"Companies still spend too much time on their copy-editing processes"

If you had to guess, you might say that this is a newspaper publisher’s quote. Perhaps one of those places outsourcing editing out of state or out of country. Maybe it’s some publisher looking for an excuse to sack a section of people (see latest poster child: Minneapolis Star Tribune).

But you’d be wrong. It’s the managing director for Tansa Systems, a company that offers computerized text-proofing solutions with such clients as The Economist, Canwest and The Associated Press. It’s not just spell-checking, but editing in context, with custom dictionaries, local style and hyphenation, among other offerings. It’s almost like a copy-editor replacement.

Now, as a copy editor, you’re not going to get me to say this is a great thing. But that’s not because of Tansa.
It seems that its services would be beneficial for certain types of publications — at the least, for news wires, press release factories and companies’ internal memos. Certainly, websites that have fluidity of content and editing — and don’t pretend their writing rises much above decipherable — may have use of a cheaper version of the company’s offerings.

Tansa’s motivations are ultimately unclear — its cute illustration of Tansa fitting into the editorial workflow does include a spot for copy editors, hinting that it’s a collaborative tool. And at least it has an appreciation for editing and clean copy that many are tardy in gaining. But its mission statement could be taken any number of ways:

“The vision of Tansa Systems is that documents, printed matter and electronic text ultimately will be totally free of spelling mistakes and typographical errors.”

But beyond Tansa’s motivations and goals, the reason that its product isn’t a great thing is because of the way companies will undoubtedly use it.

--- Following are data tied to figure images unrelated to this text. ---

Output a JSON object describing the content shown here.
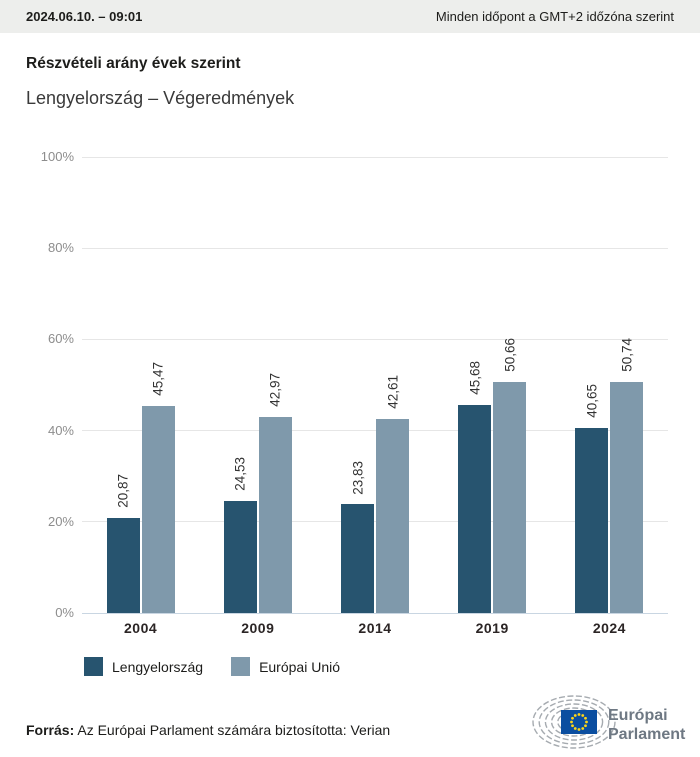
{
  "header": {
    "datetime": "2024.06.10. – 09:01",
    "timezone_note": "Minden időpont a GMT+2 időzóna szerint"
  },
  "title": "Részvételi arány évek szerint",
  "subtitle": "Lengyelország – Végeredmények",
  "chart_data": {
    "type": "bar",
    "categories": [
      "2004",
      "2009",
      "2014",
      "2019",
      "2024"
    ],
    "series": [
      {
        "name": "Lengyelország",
        "color": "#27546f",
        "values": [
          20.87,
          24.53,
          23.83,
          45.68,
          40.65
        ],
        "labels": [
          "20,87",
          "24,53",
          "23,83",
          "45,68",
          "40,65"
        ]
      },
      {
        "name": "Európai Unió",
        "color": "#7f99ab",
        "values": [
          45.47,
          42.97,
          42.61,
          50.66,
          50.74
        ],
        "labels": [
          "45,47",
          "42,97",
          "42,61",
          "50,66",
          "50,74"
        ]
      }
    ],
    "title": "Részvételi arány évek szerint",
    "xlabel": "",
    "ylabel": "",
    "ylim": [
      0,
      100
    ],
    "yticks": [
      0,
      20,
      40,
      60,
      80,
      100
    ],
    "ytick_labels": [
      "0%",
      "20%",
      "40%",
      "60%",
      "80%",
      "100%"
    ],
    "grid": true,
    "gridline_color": "#e6e6e6",
    "baseline_color": "#c9d6e2",
    "legend_position": "bottom",
    "value_label_rotation": -90
  },
  "footer": {
    "source_label": "Forrás:",
    "source_text": " Az Európai Parlament számára biztosította: Verian"
  },
  "logo": {
    "line1": "Európai",
    "line2": "Parlament",
    "text_color": "#6e7883",
    "arc_color": "#a6abb0",
    "flag_blue": "#0b4ea0",
    "star_yellow": "#ffd617"
  }
}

Instead of being a complement, an organizational and time-saving option for harried editors, reporters and copy editors (and designers, possibly), media organizations will likely use it (or something like it) as a substitute. There will be few or no layers of human editing. This will save money.

But without at least some kind of human filter, it will have no chance to save publications that make last-minute changes, and it will generate the occasional bizarre copy because of grammar/usage rules to guide multiple reasonable interpretations converted into slavish devotion. When omissions and the limitations of Tansa’s product are discovered, as happens with any product, who will take responsibility?

Will the editor or ombudsman say, “Hey, the machine did it!” Or will that responsibility be unnecessary, as there is no one be left to read it?